Houston Startup Plans to Store Wind Energy Underground

July 8th, 2017

Via: Houston Chronicle:

Texans have long stored oil, natural gas and other forms of energy in underground salt caverns, so it’s only natural that a Houston startup wants to store wind energy there, too.

The method is in the company’s name, Apex-CAES, where CAES stands for compressed air energy storage. The company plans to use electricity at night, when it’s cheap, to compress air into an underground cavern. The company then releases the air through turbines to generate electricity when the price is right.

The only thing holding back this 30-year-old technology has been the economics. The difference between the high and low prices in a 24-hour period has not been large enough to generate a reasonable return on the capital investment.

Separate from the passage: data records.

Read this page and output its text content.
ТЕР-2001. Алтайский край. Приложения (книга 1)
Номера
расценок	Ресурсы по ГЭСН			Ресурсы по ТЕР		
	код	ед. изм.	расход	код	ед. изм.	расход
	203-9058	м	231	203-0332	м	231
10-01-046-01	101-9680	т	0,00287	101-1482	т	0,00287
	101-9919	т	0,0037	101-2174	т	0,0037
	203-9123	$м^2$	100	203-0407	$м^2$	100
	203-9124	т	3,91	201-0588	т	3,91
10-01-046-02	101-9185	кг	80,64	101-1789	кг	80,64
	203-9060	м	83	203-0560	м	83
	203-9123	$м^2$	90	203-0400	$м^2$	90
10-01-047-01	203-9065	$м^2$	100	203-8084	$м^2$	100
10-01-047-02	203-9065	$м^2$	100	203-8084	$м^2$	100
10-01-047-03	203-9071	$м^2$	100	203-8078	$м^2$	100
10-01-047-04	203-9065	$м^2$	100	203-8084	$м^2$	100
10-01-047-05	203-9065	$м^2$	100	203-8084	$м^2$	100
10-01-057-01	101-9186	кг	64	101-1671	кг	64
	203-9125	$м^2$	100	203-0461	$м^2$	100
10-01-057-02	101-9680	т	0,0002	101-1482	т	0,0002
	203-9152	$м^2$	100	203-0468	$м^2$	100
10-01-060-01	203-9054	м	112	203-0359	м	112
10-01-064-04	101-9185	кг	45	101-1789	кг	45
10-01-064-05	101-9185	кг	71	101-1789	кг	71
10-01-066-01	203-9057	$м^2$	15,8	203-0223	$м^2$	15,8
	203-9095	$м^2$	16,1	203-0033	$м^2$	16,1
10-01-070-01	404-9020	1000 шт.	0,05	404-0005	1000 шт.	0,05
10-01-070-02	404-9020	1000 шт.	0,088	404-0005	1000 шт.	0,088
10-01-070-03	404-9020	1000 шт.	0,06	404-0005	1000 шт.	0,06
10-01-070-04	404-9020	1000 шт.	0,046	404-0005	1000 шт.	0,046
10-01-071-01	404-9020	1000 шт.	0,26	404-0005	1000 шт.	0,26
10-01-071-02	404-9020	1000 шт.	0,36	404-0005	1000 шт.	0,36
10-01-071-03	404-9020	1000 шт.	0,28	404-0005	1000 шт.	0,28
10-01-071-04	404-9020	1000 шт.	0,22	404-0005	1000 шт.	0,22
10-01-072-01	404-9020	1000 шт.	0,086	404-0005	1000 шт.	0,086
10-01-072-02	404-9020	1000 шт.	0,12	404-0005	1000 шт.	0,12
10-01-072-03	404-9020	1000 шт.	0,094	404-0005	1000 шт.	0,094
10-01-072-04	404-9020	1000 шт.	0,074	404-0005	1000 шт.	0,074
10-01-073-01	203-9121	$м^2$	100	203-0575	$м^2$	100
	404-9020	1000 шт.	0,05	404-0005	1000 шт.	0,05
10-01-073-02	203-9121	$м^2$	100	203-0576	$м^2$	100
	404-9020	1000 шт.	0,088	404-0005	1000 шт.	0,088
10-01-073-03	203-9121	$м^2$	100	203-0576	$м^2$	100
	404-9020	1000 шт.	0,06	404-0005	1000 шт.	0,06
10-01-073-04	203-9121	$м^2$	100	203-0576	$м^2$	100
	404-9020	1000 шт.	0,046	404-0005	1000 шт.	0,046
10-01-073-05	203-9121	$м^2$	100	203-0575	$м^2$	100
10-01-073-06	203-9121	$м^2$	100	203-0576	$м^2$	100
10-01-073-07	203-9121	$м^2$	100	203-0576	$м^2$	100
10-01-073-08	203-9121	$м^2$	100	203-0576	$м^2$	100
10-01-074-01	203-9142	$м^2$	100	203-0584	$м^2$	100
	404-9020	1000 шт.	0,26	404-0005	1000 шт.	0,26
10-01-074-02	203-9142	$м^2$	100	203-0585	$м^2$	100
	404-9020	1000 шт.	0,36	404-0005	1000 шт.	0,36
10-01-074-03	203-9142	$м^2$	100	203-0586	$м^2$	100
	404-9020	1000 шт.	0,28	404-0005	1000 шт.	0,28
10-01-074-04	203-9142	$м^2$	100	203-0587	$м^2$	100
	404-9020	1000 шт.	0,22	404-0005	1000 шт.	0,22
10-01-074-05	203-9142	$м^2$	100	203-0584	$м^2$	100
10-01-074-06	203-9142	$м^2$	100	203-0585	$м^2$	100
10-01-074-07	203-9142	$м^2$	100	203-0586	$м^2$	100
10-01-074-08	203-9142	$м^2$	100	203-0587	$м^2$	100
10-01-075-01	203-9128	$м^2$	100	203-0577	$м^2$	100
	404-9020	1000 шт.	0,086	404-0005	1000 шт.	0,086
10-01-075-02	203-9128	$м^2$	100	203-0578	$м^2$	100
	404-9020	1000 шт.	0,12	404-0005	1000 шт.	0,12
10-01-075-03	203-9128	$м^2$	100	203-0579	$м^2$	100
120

Texas’ wholesale electricity market and huge nightly wind resource, though, make compressed air energy storage viable, said Jack Farley, CEO of Apex-CAES. Build enough compressed air energy storage, and Texas would never have to burn coal again, and consumers would enjoy even lower electricity prices, he told me.

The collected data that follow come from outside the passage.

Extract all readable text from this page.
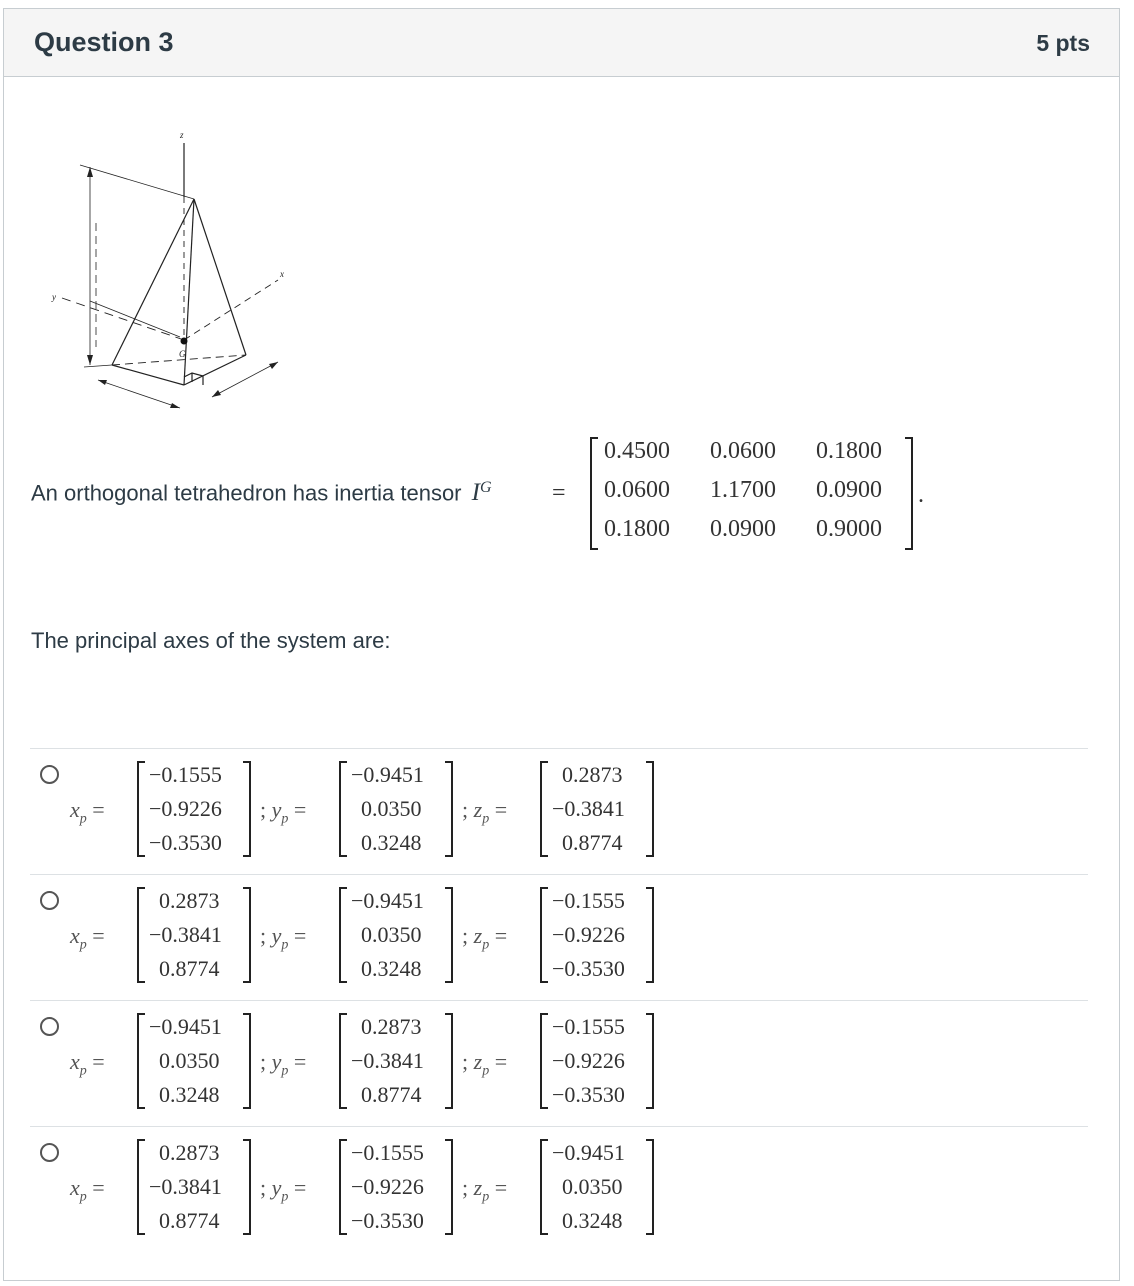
Question 3	5 pts
z
x
y
G
An orthogonal tetrahedron has inertia tensor $I^G$	=
0.4500 0.0600 0.1800
0.0600 1.1700 0.0900
0.1800 0.0900 0.9000
.
The principal axes of the system are:
$x_p$ =
−0.1555
−0.9226
−0.3530
; $y_p$ =
−0.9451
0.0350
0.3248
; $z_p$ =
0.2873
−0.3841
0.8774
$x_p$ =
0.2873
−0.3841
0.8774
; $y_p$ =
−0.9451
0.0350
0.3248
; $z_p$ =
−0.1555
−0.9226
−0.3530
$x_p$ =
−0.9451
0.0350
0.3248
; $y_p$ =
0.2873
−0.3841
0.8774
; $z_p$ =
−0.1555
−0.9226
−0.3530
$x_p$ =
0.2873
−0.3841
0.8774
; $y_p$ =
−0.1555
−0.9226
−0.3530
; $z_p$ =
−0.9451
0.0350
0.3248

“I think you could turn off all fossil-fuel generators in Texas when you wanted to,” he said.

Apex-CAES is raising $500 million to build its first facility near Palestine. Located near five existing natural gas storage caverns, the compressed air would spin turbines rated at 317 megawatts, capable of generating 15,000 megawatt-hours of electricity over two days without a recharge. The company, though, would never want to release all the air.